L'avenir de la barbarie dans l'humanité
L'intolérable Barbarie
Il
faut bien donner un nom à ce qui n’a pas de nom, à ce
qui est impalpable... Tout compte fait, c’est là le
métier des philosophes et de la philosophie.Vladimir
Jankélévitch
Pendant longtemps, l'histoire a considérée
la cruauté comme
une valeur positive. Elle était habituelle des dieux et
des rois de l'Antiquité, et le christianisme régnant,
l'a utilisé comme thérapeutique expiatoire (les chrétiens avaient pourtant vaincu le monde
barbare grâce à l'amour).
Cette valeur sombre s'est retrouvé également du coté de la fatalité : Machiavel écrit : je
dis que tout Prince doit grandement souhaiter d'être estimé pitoyable
et non pas cruel; néanmoins
il doit bien prendre garde de n'appliquer mal cette miséricorde.
César Borgia fut estimé cruel: toutefois sa cruauté a
réformé toute la Romagne, l'a unie et réduite à la
paix et fidélité, et Hobbes pense
qu'il faut un
pouvoir qui fasse observer (les lois) par l'effroi qu'il inspire)
...
Depuis
quelques siècles enfin, la cruauté est passé dans le camp des valeurs négatives et à présent,
elle est du côté des
pathologies.
Le courant s'est donc inversé.
Pendant
longtemps, l'individu avait de la chance quand il ne subissait
pas la violence de la barbarie durant son existence...
celle-ci est devenue rare aujourd'hui et c'est une véritable malchance
de la croiser..
De la barbarie vers l'amour
A présent, l'humanité a acquis les moyens de dévaluer progressivement toutes les formes de barbarie.
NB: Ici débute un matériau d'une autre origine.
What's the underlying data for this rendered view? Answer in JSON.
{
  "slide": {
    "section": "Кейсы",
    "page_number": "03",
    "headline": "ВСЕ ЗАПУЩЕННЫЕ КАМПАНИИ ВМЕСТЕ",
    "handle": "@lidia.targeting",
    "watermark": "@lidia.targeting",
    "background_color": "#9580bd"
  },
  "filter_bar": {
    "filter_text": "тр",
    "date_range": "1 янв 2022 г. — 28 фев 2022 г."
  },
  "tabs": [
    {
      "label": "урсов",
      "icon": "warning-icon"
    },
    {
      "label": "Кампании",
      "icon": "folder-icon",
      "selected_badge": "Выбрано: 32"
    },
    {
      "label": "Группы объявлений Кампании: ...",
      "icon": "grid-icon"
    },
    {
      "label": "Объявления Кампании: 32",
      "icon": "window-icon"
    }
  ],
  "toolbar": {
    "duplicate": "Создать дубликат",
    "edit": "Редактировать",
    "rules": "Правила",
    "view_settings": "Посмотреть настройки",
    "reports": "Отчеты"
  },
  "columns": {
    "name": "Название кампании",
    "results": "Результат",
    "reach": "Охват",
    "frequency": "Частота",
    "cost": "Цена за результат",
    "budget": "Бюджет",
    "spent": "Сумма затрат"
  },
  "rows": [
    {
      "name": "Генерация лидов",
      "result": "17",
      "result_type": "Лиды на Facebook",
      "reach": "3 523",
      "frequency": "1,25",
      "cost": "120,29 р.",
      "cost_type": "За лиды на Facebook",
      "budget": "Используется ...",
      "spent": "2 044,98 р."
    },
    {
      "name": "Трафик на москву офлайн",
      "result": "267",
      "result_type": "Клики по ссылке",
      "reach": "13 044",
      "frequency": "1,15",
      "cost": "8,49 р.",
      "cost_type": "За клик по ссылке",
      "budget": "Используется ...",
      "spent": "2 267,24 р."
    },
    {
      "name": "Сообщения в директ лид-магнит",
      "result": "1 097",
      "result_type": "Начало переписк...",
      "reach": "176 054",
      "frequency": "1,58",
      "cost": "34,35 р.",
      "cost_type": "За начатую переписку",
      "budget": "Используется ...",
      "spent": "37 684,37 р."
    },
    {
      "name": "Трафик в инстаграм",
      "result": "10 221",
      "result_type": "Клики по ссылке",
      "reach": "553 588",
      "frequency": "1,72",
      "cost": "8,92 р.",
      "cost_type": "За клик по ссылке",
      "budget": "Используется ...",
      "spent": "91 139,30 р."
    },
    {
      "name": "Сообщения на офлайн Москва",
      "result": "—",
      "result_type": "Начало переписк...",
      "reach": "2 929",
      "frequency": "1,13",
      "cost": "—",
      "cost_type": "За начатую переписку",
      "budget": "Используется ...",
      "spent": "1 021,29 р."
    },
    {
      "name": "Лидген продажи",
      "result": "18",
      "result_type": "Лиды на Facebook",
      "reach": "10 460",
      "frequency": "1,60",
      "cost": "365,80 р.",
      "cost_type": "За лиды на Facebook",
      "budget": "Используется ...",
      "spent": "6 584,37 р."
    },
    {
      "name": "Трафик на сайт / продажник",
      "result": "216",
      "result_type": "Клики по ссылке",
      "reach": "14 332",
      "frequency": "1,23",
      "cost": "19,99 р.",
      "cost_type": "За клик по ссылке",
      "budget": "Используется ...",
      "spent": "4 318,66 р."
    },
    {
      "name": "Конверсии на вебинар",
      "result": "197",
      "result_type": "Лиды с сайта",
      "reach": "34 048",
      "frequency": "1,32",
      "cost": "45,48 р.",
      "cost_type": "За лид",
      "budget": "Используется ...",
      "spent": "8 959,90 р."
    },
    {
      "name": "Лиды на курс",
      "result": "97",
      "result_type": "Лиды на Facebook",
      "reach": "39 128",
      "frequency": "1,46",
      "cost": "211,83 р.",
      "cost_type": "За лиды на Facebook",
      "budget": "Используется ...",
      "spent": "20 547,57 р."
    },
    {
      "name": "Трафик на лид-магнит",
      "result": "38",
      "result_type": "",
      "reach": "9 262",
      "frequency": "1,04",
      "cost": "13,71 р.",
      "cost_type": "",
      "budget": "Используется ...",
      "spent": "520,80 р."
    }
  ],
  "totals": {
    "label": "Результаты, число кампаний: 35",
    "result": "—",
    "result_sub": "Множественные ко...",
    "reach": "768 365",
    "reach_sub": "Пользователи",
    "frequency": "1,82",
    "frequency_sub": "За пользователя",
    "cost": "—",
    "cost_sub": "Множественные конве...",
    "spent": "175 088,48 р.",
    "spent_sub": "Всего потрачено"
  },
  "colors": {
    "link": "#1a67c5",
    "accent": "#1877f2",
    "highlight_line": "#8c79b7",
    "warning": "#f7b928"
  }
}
Notre espèce s'est dotée d'une puissante éducation
au respect d'autrui. Elle à également acquis une quantité de lois protectrices et
suffisamment dissuasives pour limiter le nombre de candidats à la
cruauté. L'apport considérable des grandes
religions ; hindouisme, judaïsme, bouddhisme, taoïsme, christianisme,
Islam, dans la diminution de la cruauté, est également à signaler.
Au niveau individuel comme
au niveau des pouvoirs, il existait jusqu'à récemment, peu de frein pour limiter la barbarie et l'arbitraire.
Aujourd'hui, de moins en moins
de chefs d'état
cruels sont encore en
service (cruel au sens où l'étaient
certains empereurs romains par exemple).
Par contre, quand la barbarie de certains dominants parvient à utiliser
les considérables progrès techniques de l'humanité,
ses ravages peuvent dépasser en ampleur la cruauté antique.
En tout cas, les mécanismes à partir desquels
s'exprime la barbarie,
sont en voie d'extinction et l'humanité parviendra
à se débarrasser de cette pathologie extrême.